In parallel, the government continued to build its capacity, working with the World Bank on strengthening its institutional capacity in PPP and investment issues. The expertise provided by the Bank Group allowed the PPP unit to lead the government’s efforts in undertaking analysis and financial structuring options for the Tibar Bay port at par with international best practice, as well as examine related environmental and social protection issues.
In 2016, the French transport conglomerate, Bolloré, won the 30-year concession through an open and transparent competitive tender. Bolloré will invest $150 million in the first stage of construction, the largest private investment in the country to date outside of the oil and gas sector, with the government contributing $130 million in viability gap financing.

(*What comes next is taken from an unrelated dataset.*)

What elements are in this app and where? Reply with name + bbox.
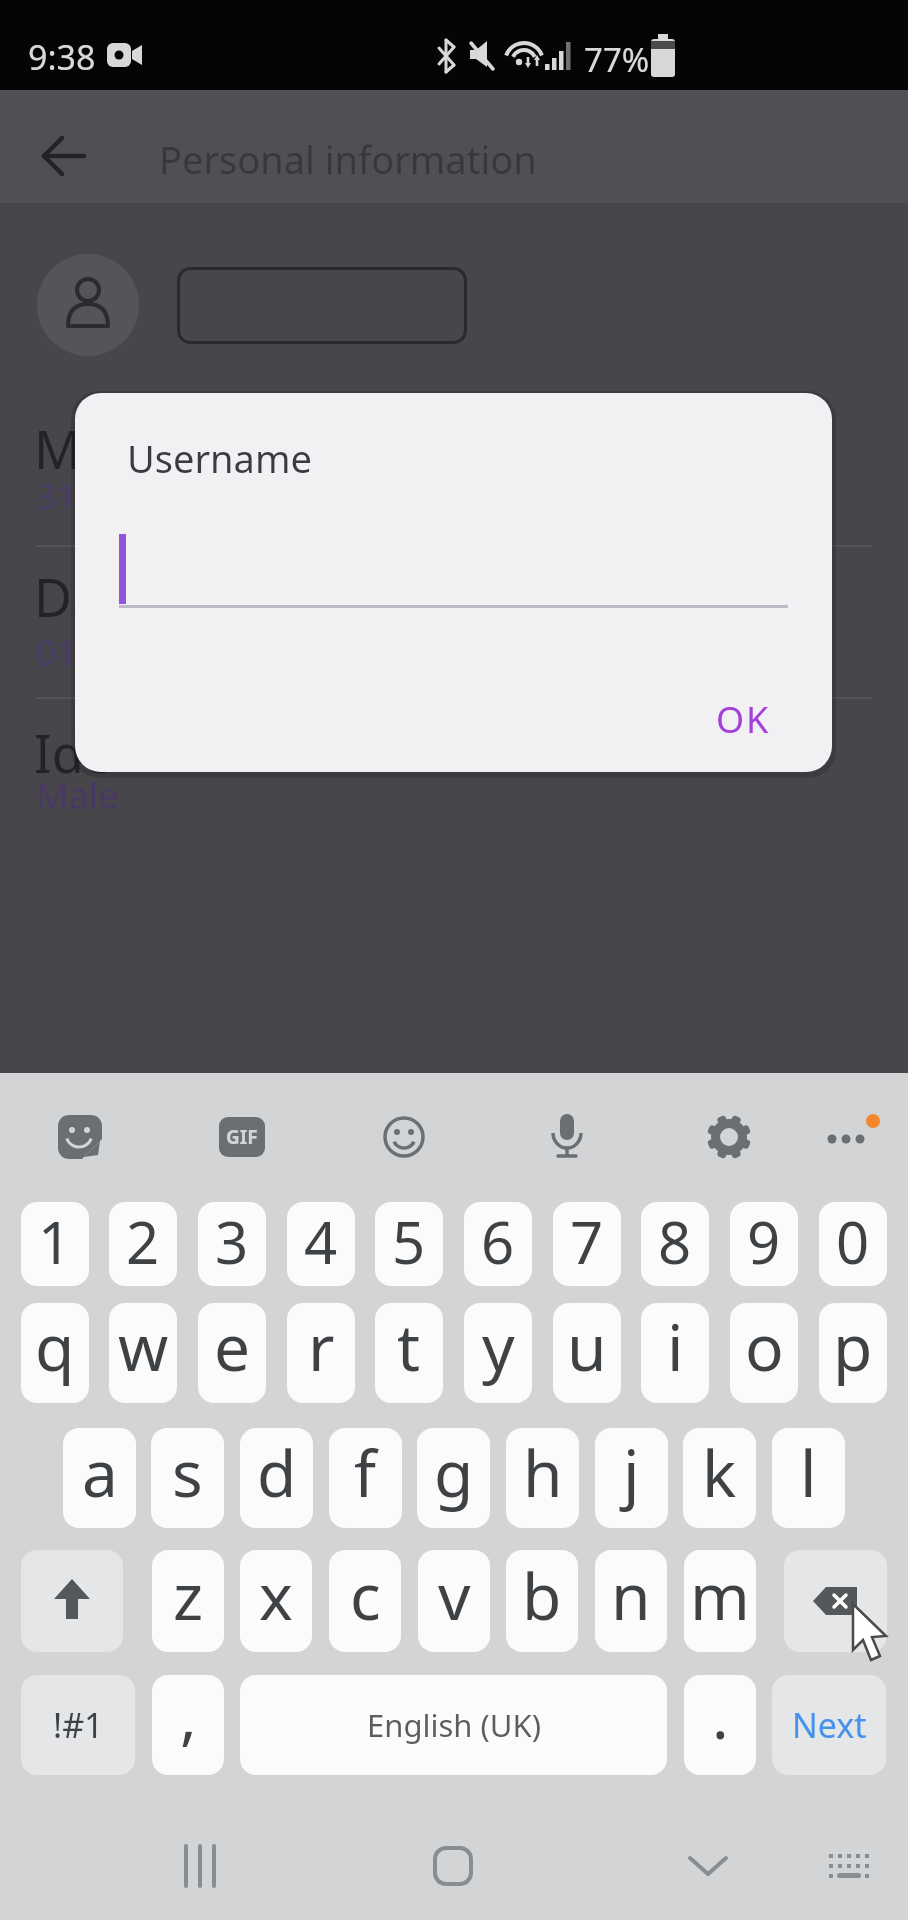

Construction is expected to take up to 3 years, create about 500 local jobs, and give the economy a much needed boost.
In early 2018, Timor-Leste received a final $90,000 grant from PPIAF that enabled IFC to help the Tibar Bay PPP project reach financial close in August 2018. The assistance focused on capacity building for the Tibar Bay Project Management Unit and included the completion of a contract management manual and training.
Making a Difference
The port is vital for government efforts to establish new logistics and industrial zones that will help diversify Timor-Leste’s economy, create economic opportunities for its citizens, and open doors for future private investment in the nation’s infrastructure. Through the PPP program, the government benefited from private sector expertise in designing, constructing, and operating a world-class container terminal port.
The joint advisory work by the World Bank and IFC leveraged the respective strengths of each institution. The additional mobilization of funds and support from DFAT and ADB demonstrates the effectiveness of the MFD approach that has helped transform Timor-Leste’s investment environment.